In 1999, Gaddafi was successful in crushing the LIFG and hundreds of its members were killed and thousands were imprisoned. Many others migrated to Afghanistan, Pakistan, Sudan and other countries. One example of the iron-handed handling of those insurgencies was the massacre of Libya’s notorious prison named Abu Sleem in which over 1,200 Islamist political prisoners were killed within a few hours on June 29, 1996.

After September 11, 2001, when the then US administration accused individuals and states across the Muslim world of sponsoring terrorism, Gaddafi feared American punishment for his previous terrorist acts – many online documents confirm the enormous fear he felt at the time – to the point that he once appeared on a local TV newscast donating blood for the twin-tower attack victims.

He also phoned his friend Berlusconi and asked him to tell President George W. Bush that he was fully prepared to participate in the War on Terror and to provide US intelligence with names of terrorist groups and individuals around the world. After the fall of Baghdad, Gaddafi voluntarily dismantled his nuclear program and handed over all its equipment and documents. He even bore their freight charges to the US. In return, the CIA and British Intelligence handed over to him LIFG members who were arrested outside Libya, including in 2005 the emir of the LIFG, Belhadj – arrested in Thailand – and the jurist of the LIFG, Sami Saadi – arrested in Hong Kong. In 2006, Libya was removed from the list of State Sponsors of Terrorism.

Gaddafi felt he was welcomed back in the world’s international community, especially after receiving British, German and French leaders in his tent. He was particularly overjoyed when Condoleezza Rice visited him in Tripoli. Encouraged by his success in saving himself from the consequences of external terrorism through payment of billions of US Dollars as compensation, he wanted to close his internal terror file relating to Abou Sleem prison massacre and the remaining Islamist prisoners. He resorted to review mediations, similar to those with Islamists in Jordan, Egypt, Algeria, Morocco and Saudi Arabia.

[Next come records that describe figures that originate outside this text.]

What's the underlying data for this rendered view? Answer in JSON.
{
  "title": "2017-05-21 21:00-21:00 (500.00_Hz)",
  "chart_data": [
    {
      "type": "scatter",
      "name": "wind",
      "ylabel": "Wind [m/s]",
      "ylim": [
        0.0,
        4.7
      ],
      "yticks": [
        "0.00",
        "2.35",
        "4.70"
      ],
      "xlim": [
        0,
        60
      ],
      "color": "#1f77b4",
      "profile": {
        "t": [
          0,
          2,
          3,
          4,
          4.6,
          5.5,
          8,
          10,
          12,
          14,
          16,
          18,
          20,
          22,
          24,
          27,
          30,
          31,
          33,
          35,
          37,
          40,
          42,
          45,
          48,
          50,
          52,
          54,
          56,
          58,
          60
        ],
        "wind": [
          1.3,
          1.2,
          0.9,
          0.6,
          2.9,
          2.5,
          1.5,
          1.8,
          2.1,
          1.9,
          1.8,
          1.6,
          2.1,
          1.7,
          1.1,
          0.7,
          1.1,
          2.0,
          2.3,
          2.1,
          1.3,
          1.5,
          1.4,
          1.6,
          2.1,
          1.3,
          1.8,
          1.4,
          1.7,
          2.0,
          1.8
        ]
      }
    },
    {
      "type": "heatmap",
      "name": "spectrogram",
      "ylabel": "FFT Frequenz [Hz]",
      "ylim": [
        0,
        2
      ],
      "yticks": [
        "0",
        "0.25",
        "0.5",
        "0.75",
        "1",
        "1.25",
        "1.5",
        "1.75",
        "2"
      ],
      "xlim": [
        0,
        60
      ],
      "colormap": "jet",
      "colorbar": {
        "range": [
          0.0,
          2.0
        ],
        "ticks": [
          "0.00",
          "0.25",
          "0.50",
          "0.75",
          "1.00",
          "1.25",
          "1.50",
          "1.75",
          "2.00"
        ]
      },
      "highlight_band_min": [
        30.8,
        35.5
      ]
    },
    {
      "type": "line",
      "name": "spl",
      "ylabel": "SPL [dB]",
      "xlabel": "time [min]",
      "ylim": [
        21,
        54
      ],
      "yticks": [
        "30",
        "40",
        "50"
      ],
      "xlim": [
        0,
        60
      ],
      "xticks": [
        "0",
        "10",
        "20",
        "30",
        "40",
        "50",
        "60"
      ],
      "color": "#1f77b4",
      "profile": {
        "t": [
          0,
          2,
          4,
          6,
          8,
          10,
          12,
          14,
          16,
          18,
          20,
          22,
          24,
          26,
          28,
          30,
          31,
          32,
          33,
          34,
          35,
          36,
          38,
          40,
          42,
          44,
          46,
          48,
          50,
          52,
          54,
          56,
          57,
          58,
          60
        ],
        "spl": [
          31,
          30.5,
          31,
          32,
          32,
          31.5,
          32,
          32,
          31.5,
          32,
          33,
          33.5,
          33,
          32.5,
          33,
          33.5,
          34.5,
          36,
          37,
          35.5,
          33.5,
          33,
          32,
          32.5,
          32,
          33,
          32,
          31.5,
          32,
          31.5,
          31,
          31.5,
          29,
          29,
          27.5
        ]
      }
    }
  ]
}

He sought the help of Saudi sheikhs who had previously described him as godless. They started praising him when Saudi Arabia became, through Prince Bandar bin Sultan, the godfather of the solution of the Lockerbie case. He also sought the help of Yusuf al-Qaradawi – the Muslim Brotherhood’s jurist and Qatar’s outstanding super religious star of Al-Jazeera channel. At home, he sought the help of Libyan sheikhs, such as Muslim Brother Ali al-Sallabi, Salafist Sadiq Al-Ghariani – present Mufti of Libya – and their old friend in Afghanistan Noman Benotman who repented after 9/11 – now President of the London-based Quilliam Foundation that focuses on counter-terrorism.

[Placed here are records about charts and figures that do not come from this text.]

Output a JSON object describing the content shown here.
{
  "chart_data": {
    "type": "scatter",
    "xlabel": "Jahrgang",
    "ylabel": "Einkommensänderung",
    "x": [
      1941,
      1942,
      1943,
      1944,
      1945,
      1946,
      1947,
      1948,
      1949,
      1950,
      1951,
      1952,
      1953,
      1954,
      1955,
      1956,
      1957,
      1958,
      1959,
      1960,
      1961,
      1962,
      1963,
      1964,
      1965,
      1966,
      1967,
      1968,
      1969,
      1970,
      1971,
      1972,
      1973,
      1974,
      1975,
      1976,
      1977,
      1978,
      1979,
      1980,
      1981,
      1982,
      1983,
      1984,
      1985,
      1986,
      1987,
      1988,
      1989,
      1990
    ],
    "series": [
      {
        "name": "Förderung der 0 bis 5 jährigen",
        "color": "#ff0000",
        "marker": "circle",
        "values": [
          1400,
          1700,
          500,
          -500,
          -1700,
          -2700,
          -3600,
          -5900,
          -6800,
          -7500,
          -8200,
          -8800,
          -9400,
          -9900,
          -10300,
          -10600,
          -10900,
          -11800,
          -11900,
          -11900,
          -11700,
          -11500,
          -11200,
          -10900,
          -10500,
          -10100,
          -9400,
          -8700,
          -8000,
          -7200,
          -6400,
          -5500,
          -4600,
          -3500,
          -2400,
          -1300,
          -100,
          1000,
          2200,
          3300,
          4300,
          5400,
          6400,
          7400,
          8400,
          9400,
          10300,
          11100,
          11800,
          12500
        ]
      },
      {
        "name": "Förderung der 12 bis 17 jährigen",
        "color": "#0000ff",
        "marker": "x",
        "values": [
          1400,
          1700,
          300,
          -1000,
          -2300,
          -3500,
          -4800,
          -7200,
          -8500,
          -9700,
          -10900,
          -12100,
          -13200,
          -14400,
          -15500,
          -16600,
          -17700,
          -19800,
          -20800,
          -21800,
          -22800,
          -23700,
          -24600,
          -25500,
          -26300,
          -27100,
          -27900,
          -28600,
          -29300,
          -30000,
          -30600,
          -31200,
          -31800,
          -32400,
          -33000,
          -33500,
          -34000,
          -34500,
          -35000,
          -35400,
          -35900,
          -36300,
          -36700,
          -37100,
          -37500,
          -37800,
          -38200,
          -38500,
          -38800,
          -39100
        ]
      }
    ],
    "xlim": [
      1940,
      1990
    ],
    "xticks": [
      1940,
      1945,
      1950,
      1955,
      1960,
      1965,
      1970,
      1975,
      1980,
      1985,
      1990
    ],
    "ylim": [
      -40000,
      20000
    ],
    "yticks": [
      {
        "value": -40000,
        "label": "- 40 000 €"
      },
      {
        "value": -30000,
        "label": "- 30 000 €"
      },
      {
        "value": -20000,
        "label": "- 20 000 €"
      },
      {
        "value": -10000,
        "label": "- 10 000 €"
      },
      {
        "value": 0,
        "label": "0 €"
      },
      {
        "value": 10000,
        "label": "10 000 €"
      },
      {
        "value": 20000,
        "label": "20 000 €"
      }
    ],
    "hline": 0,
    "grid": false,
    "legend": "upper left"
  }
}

The mediation result was a deal under which prisoners were released in return for declaring repentance and compliance with their ruler, Gaddafi. Accordingly, they moved from a social incubator in which many individuals, families and even cities suffered harsh collective punishment for them to a security incubator that offered them financial compensation and reinstated them or provided them with new jobs. That turnaround happened after they authored a 414-page book titled ‘Corrective Studies on the Concepts of Jihad, Accountability and Judging People’ in which they asked for the despot ruler’s forgiveness.